9 October 2025
WH Ireland Group Plc
(“WH Ireland” or the “Company”)
WH Ireland announces that at its General Meeting held earlier today resolutions (as detailed in the Company’s announcement of 22 September 2025) to authorise the proposed disposal of the business and assets of the Group’s wealth management business to Oberon Investments Limited (the “Proposed Transaction”) and the associated delisting of the Company’s ordinary shares from trading on AIM (the “Delisting”) were put to shareholders (together the “Resolutions”).

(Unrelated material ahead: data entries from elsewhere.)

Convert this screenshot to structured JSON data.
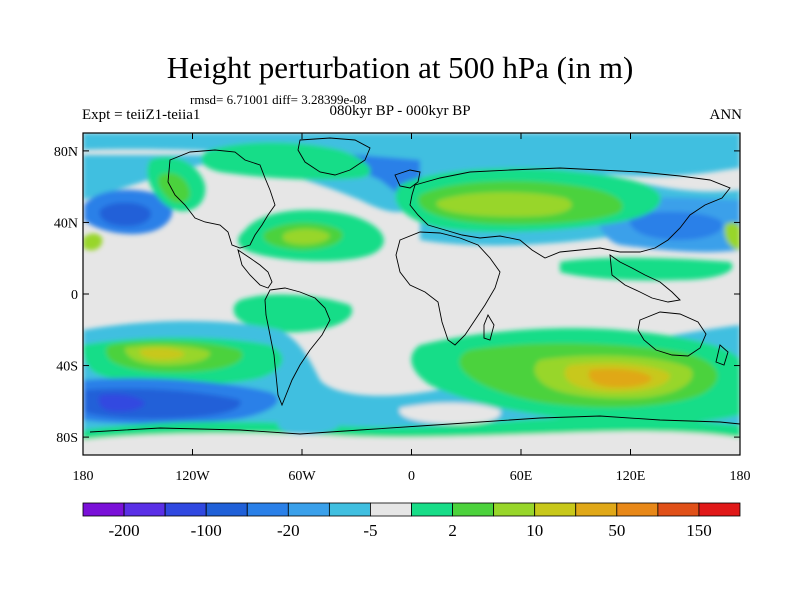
{
  "header": {
    "title": "Height perturbation at 500 hPa (in m)",
    "stats": "rmsd= 6.71001 diff= 3.28399e-08",
    "experiment": "Expt = teiiZ1-teiia1",
    "period": "080kyr BP - 000kyr BP",
    "season": "ANN"
  },
  "axes": {
    "lat_labels": [
      "80N",
      "40N",
      "0",
      "40S",
      "80S"
    ],
    "lat_values": [
      80,
      40,
      0,
      -40,
      -80
    ],
    "lon_labels": [
      "180",
      "120W",
      "60W",
      "0",
      "60E",
      "120E",
      "180"
    ],
    "lon_values": [
      -180,
      -120,
      -60,
      0,
      60,
      120,
      180
    ]
  },
  "colorbar": {
    "colors": [
      "#7a10d8",
      "#5a2fe6",
      "#3048e0",
      "#2060d8",
      "#2a80e8",
      "#3aa0ea",
      "#40bfe0",
      "#e6e6e6",
      "#18dd88",
      "#4cd23c",
      "#98d62a",
      "#c8c81a",
      "#e0a818",
      "#e88818",
      "#e05018",
      "#e01818"
    ],
    "labels": [
      "-200",
      "-100",
      "-20",
      "-5",
      "2",
      "10",
      "50",
      "150"
    ]
  }
}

The votes received from shareholders on each resolution were as set out below. Both the Resolutions failed and accordingly neither the Proposed Transaction nor the Delisting are approved and therefore are unable to be progressed.
Total votes In favour |
% of votes In favour |
Total votes Against |
% of votes Against | |
---|---|---|---|---|
Ordinary Resolution 1 (Proposed Transaction) | 7,263,475 | 4.37% | 158,995,502 | 95.63% |
Special Resolution 2 (Delisting ) | 73,990,192 | 44.50% | 92,268,785 | 55.50% |
Details of the result of the voting are also available on the Company’s website: https://www.whirelandplc.com/investor-relations/shareholder-information.
The Directors will now consult with the Company’s principal shareholders to ascertain their views for the future plans of the business and they are looking to progress this in a constructive and expeditious manner. At the current time the Group continues to be loss making but has sufficient liquidity and regulatory capital to be able to continue to operate on a “business as usual” basis.

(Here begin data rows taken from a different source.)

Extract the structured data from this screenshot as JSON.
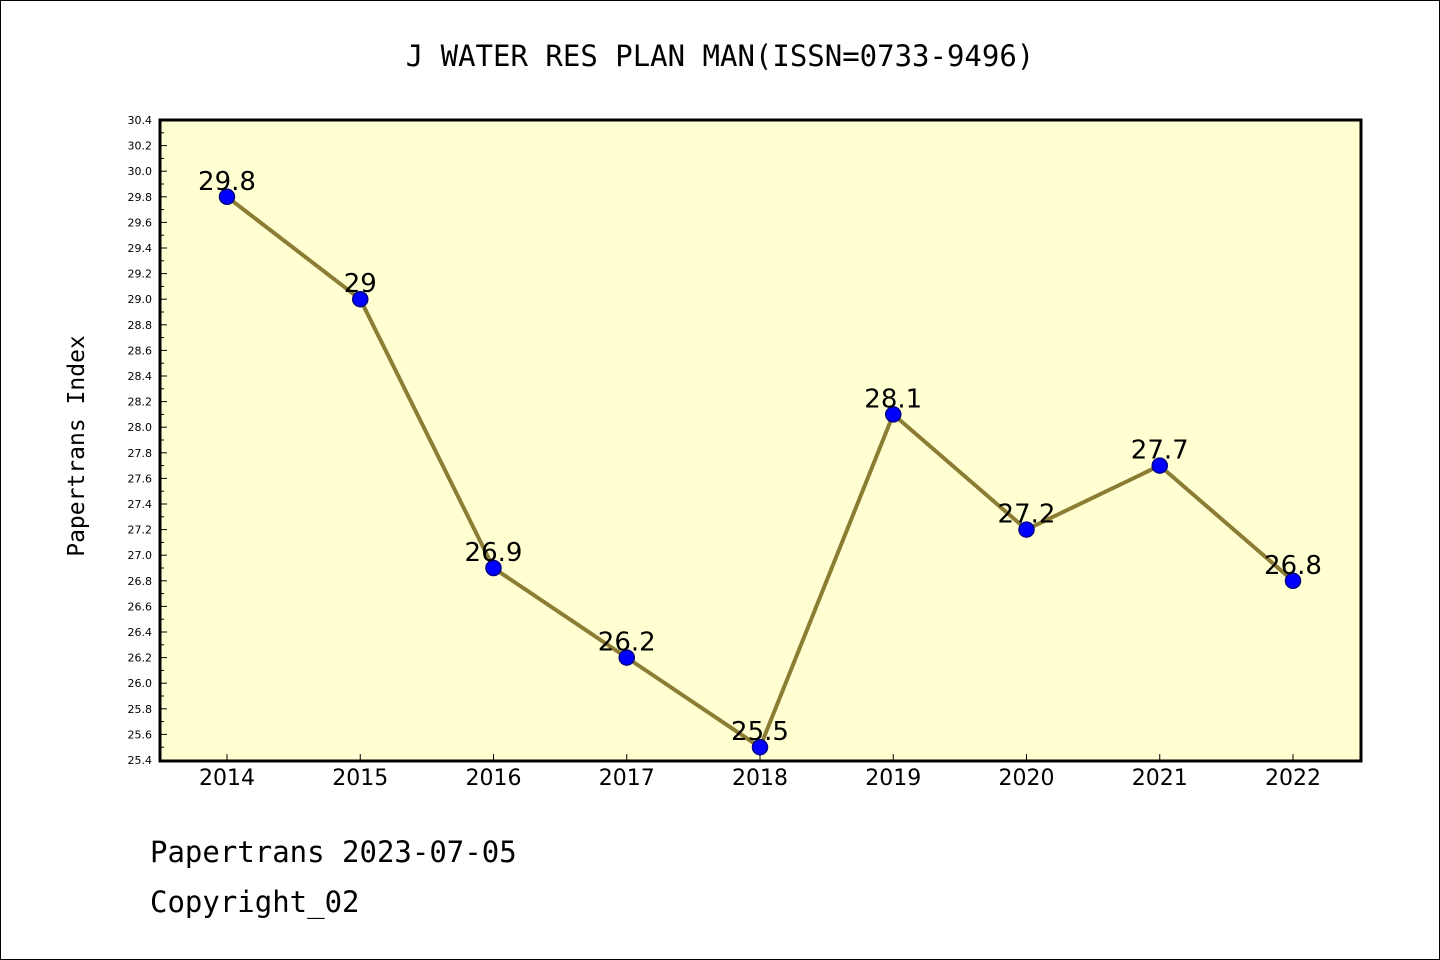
{
  "colors": {
    "plot_background": "#ffffd2",
    "line": "#8b7d34",
    "marker": "#0000ff",
    "marker_edge": "#00008b",
    "axis": "#000000"
  },
  "footer": {
    "date_text": "Papertrans 2023-07-05",
    "copyright_text": "Copyright_02"
  },
  "chart_data": {
    "type": "line",
    "title": "J WATER RES PLAN MAN(ISSN=0733-9496)",
    "xlabel": "",
    "ylabel": "Papertrans Index",
    "categories": [
      "2014",
      "2015",
      "2016",
      "2017",
      "2018",
      "2019",
      "2020",
      "2021",
      "2022"
    ],
    "series": [
      {
        "values": [
          29.8,
          29.0,
          26.9,
          26.2,
          25.5,
          28.1,
          27.2,
          27.7,
          26.8
        ],
        "data_labels": [
          "29.8",
          "29",
          "26.9",
          "26.2",
          "25.5",
          "28.1",
          "27.2",
          "27.7",
          "26.8"
        ]
      }
    ],
    "ylim": [
      25.4,
      30.4
    ],
    "yticks": [
      "25.4",
      "25.6",
      "25.8",
      "26.0",
      "26.2",
      "26.4",
      "26.6",
      "26.8",
      "27.0",
      "27.2",
      "27.4",
      "27.6",
      "27.8",
      "28.0",
      "28.2",
      "28.4",
      "28.6",
      "28.8",
      "29.0",
      "29.2",
      "29.4",
      "29.6",
      "29.8",
      "30.0",
      "30.2",
      "30.4"
    ],
    "grid": false,
    "legend": "none"
  }
}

Given the rejection of the Resolutions at the General Meeting, the non-executive directors have concluded that this effective vote of no confidence in the Board leaves them with no option but to tender their resignations. Accordingly, each of Simon Moore and Garry Stran today notified the Board that they will resign as a director of the Company, with effect from 9 January 2026 (or earlier, by mutual agreement with the Board). Any change to this resignation date will be announced. The non-executive directors are fully committed to working with the Company to affect an orderly transition and handover in the coming months taking into account any views that might be expressed by any principal shareholders as part of their anticipated consultations.